Osons nous élever à un point de vue plus large. Spinoza nous en donne l’exemple et la leçon. Que les œuvres et les manifestations de Dieu dans le monde, l’étendue et la pensée, nous servent de point d’appui pour arriver jusqu’à l’intuition de la substance qui les soutient et les produit. « Aucun être ne peut tomber dans le néant, s’écrie Goethe dans la belle poésie intitulée Testament ; l’essence éternelle ne cesse de se mouvoir en tous sens. Attachez-vous à la substance avec bonheur. La substance est impérissable, car des lois protègent les trésors vivans dont se pare l’univers. » Du reste, n’espérons pas de grandes lumières sur cette substance. Goethe se retranche dans l’obscur et l’impénétrable pour n’en rien dire ou pour en parler d’une manière si vague, qu’en vérité le silence serait aussi clair.
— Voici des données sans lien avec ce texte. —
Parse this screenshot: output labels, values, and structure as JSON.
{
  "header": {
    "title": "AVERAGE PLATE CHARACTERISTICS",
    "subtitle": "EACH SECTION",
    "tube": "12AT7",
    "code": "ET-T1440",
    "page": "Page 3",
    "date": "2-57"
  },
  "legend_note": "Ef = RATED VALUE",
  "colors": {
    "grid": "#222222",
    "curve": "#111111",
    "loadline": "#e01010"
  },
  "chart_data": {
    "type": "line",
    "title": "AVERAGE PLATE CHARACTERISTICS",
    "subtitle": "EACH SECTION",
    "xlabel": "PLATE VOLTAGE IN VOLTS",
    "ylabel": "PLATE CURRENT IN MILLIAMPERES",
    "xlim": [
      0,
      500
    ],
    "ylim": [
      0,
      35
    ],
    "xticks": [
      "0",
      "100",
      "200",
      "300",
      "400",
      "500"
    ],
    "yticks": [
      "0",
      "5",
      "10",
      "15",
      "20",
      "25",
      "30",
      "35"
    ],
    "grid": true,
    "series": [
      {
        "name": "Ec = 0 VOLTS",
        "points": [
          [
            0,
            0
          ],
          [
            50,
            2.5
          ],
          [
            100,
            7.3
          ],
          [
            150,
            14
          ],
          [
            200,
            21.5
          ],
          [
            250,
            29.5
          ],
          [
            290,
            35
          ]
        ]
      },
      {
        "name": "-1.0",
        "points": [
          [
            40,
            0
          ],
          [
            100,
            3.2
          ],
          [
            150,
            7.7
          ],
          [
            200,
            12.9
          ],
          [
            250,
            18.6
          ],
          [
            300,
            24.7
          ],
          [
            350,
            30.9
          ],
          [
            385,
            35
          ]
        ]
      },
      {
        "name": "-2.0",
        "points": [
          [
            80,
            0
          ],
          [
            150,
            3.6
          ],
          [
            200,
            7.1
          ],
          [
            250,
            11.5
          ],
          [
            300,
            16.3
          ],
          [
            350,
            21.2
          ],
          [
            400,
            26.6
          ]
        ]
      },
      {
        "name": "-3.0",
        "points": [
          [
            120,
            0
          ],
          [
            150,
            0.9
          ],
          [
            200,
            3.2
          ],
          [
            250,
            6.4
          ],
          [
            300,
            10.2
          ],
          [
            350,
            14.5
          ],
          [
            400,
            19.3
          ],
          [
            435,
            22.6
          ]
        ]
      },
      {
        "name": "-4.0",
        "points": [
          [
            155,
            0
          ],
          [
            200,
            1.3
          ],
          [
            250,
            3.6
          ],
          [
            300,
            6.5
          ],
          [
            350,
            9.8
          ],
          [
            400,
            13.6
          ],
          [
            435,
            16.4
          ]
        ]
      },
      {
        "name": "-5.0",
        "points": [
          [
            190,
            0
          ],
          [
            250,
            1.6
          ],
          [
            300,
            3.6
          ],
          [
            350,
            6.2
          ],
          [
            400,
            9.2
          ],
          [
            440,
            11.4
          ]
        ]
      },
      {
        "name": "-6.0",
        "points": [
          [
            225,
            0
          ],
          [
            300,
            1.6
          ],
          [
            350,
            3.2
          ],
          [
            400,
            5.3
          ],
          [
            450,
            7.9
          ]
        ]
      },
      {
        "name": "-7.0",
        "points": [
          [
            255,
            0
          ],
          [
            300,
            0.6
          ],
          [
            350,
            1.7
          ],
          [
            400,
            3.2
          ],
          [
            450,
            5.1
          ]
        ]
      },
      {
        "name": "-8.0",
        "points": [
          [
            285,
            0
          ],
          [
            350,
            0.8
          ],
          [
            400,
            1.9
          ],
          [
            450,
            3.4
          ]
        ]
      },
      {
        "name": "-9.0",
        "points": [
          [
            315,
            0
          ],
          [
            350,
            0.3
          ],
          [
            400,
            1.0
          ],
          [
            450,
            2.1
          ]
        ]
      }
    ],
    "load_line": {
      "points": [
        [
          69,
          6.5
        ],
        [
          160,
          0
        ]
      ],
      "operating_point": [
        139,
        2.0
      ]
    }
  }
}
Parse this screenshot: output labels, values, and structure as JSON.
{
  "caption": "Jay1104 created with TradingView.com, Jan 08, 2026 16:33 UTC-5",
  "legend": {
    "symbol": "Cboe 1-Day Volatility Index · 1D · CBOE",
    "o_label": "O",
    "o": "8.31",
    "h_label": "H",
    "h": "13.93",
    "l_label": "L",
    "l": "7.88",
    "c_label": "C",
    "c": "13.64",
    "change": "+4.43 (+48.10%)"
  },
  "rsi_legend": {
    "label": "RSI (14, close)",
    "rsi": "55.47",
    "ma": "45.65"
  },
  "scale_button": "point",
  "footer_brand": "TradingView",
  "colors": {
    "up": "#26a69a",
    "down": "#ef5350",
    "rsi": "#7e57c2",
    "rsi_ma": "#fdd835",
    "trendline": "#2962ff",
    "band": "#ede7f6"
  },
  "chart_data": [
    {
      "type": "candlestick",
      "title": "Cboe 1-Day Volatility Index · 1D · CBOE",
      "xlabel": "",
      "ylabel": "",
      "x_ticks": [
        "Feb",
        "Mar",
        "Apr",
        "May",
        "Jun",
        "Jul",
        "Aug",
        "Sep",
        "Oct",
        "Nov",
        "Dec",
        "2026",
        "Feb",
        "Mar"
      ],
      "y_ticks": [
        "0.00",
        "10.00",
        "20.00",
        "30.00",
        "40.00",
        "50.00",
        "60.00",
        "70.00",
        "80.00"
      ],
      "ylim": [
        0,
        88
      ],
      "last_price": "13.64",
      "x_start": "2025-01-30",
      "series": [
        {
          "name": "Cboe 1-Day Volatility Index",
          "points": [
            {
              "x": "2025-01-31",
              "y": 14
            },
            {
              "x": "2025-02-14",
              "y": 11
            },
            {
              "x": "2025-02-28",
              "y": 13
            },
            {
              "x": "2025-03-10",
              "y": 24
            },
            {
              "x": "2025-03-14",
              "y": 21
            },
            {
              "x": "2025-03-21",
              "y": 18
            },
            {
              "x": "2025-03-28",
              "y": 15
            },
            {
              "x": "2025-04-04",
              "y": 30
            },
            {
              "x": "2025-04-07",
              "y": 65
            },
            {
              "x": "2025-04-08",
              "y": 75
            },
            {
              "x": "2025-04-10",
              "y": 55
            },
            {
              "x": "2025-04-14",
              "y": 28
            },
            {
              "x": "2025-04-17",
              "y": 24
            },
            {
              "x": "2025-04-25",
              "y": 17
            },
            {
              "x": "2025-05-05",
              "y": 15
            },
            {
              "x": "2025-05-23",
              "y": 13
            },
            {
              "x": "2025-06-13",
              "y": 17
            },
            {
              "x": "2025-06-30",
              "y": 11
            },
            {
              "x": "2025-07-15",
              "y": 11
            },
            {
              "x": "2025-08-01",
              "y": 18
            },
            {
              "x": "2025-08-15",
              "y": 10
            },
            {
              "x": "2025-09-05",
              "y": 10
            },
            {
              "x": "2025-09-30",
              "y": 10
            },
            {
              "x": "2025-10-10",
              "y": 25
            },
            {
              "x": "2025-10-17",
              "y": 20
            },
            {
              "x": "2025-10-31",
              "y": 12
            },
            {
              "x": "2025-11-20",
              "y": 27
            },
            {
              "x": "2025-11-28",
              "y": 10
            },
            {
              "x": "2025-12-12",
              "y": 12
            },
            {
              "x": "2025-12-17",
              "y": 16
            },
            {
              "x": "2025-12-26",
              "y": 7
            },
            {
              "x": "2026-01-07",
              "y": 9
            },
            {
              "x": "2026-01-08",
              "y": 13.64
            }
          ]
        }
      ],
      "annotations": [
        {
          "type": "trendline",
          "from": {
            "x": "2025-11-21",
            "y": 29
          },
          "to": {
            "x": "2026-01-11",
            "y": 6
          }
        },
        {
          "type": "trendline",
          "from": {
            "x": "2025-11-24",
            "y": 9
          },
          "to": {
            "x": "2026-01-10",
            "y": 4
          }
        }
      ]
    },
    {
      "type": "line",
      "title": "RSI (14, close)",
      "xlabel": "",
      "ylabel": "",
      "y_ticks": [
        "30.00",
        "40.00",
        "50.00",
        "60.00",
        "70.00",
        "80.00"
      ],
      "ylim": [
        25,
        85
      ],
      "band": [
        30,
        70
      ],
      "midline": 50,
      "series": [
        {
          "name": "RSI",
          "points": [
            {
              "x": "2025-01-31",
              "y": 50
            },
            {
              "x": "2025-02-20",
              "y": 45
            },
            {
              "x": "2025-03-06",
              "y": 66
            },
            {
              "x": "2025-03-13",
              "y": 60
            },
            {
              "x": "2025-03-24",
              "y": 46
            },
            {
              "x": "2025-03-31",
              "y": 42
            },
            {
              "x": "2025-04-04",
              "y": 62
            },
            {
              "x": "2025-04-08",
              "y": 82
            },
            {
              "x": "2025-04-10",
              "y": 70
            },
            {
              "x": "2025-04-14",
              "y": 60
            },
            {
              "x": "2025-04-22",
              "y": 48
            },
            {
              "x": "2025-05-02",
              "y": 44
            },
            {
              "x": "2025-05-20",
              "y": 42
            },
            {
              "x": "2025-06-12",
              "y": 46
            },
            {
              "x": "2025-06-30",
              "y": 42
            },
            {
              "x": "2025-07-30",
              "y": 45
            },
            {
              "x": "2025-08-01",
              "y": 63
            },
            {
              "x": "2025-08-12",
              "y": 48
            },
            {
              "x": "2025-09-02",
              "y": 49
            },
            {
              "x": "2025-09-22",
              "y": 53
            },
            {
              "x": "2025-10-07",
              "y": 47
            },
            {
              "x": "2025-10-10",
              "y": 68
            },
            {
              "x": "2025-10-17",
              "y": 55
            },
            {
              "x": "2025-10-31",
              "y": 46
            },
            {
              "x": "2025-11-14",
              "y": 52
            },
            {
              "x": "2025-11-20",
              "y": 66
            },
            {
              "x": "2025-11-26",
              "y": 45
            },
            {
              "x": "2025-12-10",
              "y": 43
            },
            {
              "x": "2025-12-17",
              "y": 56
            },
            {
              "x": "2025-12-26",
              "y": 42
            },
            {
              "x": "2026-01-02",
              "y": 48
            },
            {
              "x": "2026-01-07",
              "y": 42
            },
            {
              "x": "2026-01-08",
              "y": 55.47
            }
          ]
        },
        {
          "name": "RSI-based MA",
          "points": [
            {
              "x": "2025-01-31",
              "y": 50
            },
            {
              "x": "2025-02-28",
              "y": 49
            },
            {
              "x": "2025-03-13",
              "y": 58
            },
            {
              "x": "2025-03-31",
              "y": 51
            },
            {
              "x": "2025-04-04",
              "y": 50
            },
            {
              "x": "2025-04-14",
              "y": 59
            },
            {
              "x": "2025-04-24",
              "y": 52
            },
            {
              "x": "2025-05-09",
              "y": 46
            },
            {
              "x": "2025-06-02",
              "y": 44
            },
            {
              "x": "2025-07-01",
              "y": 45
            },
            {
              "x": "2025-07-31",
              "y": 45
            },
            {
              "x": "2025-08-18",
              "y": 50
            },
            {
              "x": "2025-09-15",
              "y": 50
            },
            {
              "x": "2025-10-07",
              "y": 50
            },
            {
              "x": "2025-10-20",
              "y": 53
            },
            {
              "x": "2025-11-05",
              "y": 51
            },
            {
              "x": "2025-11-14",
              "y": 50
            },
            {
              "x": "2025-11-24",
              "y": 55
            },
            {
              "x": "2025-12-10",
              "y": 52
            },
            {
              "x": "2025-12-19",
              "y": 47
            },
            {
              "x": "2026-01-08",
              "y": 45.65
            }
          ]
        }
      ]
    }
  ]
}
C’est ici que l’on surprend la faiblesse et l’inanité d’un des plus beaux génies du panthéisme dans ses inutiles efforts pour donner quelque précision à sa pensée. Est-ce dire quelque chose que d’écrire en vers harmonieux cette profession de foi « Voici bien des années que mon esprit avec joie, avec zèle, s’était efforcé de rechercher, de découvrir comment la nature vivante opère dans la création ? Et c’est l’éternelle unité qui se manifeste sous mille formes le grand en petit, le petit en grand, toute chose selon sa propre loi, sans cesse alternant se maintenant ; près et loin, loin et près, formant, transformant !… Pour admirer, je suis là[2] ! » Un jour, pressé par Falck de questions qui ne veulent pas rester sur un éternel peut-être, il accorde qu’on peut se représenter Dieu au centre de l’univers, dont il fait partie lui-même, comme une monade dominante, douée d’amour, et se servant de toutes les monades de cet univers, comme notre âme se sert des monades inférieures soumises à notre dépendance. — Ailleurs, dans des vers qui paraissent être sortis d’une pensée fortement émue par une lecture du Timée ou par quelque brillante leçon de Schelling, Goethe célèbre l’âme du monde. Cette âme distribue leur tâche sublime

  1. Conversations de Goethe, trad. citée, t. II, p, 264 et sqq.
  2. Poésies, — Dieu et la Monde, trad, citée.